Indexing by trainable weights

I_H_Yoo · June 26, 2020, 5:52pm

The picture below describes calculation of the local attention of Luong Attention.

What I’m trying to do is getting the alignment vector in the picture. In the initializer of my decoder, I define v_p^T and W_p which are trainable weights like this:

self.attn_dim = hid_dim // 8
self.local_v = nn.Parameter(torch.randn(self.attn_dim, 1))
self.local_w = nn.Linear(hid_dim, self.attn_dim)

And then, I get alignment vector \alpha_{t, i} but the vector including all of range of the input sequence. Therefore, I need to sample it by (Pt + D, Pt - D) as showed in the picture.

align_score  = self.attention(H, s) # [batch_size, 1, seq_len] # it should be [Batch_size, 1, 2D+1]

For the sampling, I need to get Pt. So I feed to the weights I defined in the initializer, and got Pt.

temp = self.local_w(s.unsqueeze(1)) # [Batch, 1, attn_dim]
Pt = Tx * torch.sigmoid(temp.bmm(self.local_v.repeat(batch_size, 1, 1))) # [Batch, 1, 1]

Pt is a tensor. I belive the elements in Pt are different each other, in every batch iteration. So the vector must be form of a tensor. However, at the same time, I also get align_score within the window [Pt-D, Pt+D] by using Pt tensor.

What I’m struggling is that the both conditions which is the grad must be flew into Pt (because of v_p and W_p), and which is the another condition that the Pt tensor should be utilized to getting index of the window within [Pt-D, Pt+D] should be satisfied at the same time. Can someone give me an advice? The entire code of calculating alignment score is shown below.

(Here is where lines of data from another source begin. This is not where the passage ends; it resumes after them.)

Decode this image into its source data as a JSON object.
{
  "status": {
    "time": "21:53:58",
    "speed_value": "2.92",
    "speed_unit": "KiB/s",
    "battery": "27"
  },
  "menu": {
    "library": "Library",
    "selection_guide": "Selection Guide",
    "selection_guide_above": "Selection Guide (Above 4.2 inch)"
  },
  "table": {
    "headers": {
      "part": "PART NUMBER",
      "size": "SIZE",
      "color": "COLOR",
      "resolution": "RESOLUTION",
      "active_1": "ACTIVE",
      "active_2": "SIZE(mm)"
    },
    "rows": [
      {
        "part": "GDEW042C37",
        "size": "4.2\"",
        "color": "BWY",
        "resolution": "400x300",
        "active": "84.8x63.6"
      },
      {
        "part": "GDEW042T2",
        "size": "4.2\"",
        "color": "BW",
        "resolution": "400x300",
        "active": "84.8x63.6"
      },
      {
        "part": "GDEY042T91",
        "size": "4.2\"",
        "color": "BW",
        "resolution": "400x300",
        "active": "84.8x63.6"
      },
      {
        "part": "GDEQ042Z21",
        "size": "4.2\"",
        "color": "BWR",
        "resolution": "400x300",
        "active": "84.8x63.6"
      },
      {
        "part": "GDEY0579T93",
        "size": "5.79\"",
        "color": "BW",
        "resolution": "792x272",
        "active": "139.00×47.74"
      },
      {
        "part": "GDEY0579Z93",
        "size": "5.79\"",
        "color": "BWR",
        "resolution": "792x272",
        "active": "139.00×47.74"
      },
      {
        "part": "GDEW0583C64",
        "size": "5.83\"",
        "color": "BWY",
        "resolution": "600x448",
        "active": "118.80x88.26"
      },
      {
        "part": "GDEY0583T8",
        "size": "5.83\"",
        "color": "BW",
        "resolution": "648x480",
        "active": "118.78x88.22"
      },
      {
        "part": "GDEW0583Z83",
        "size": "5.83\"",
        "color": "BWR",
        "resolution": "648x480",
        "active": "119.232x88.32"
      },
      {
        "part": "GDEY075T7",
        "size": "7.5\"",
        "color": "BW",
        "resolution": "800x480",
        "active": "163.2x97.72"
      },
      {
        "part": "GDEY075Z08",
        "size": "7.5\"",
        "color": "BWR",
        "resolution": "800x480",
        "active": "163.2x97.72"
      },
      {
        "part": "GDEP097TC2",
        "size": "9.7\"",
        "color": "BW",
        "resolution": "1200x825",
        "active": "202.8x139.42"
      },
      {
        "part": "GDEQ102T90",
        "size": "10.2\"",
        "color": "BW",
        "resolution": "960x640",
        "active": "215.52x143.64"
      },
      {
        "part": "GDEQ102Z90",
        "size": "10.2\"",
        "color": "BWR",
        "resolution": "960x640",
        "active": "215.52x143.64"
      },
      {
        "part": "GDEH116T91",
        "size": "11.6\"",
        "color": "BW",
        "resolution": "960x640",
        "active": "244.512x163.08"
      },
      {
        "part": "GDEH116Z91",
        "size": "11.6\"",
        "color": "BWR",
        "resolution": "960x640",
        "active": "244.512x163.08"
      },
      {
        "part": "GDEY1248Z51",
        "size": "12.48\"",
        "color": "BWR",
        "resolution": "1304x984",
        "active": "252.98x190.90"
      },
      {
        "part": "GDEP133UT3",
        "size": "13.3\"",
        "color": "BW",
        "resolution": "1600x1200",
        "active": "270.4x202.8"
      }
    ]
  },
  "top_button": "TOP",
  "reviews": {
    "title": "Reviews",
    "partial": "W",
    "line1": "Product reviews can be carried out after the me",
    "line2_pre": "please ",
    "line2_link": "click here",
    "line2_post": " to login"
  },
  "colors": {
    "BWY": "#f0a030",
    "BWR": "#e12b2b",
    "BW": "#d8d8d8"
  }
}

temp = self.local_w(s.unsqueeze(1)) # [Batch, 1, attn_dim]
Pt = Tx * torch.sigmoid(temp.bmm(self.local_v.repeat(batch_size, 1, 1))) # [Batch, 1, 1]

start = ??
end =  ??
align_score = align_score[:, :, start:end] # [batch_size, 1, 2D + 1]
local = torch.tensor([x for x in range(1, align_score.size(2) + 1)]) # [2D + 1]
local = torch.exp(- ((local -   Pt) ** 2)/((self.D ** 2) / 2)).view(1, 1, -1) # [2D + 1]
local = local.repeat(batch_size, 1, 1) # [B, 1, 2D + 1]
align_score = align_score * local  # [B, 1, 2D + 1]
context = torch.bmm(align_score, H.permute(1, 0, 2)[:, start:end, :]) # [batch_size, 1, enc_hid]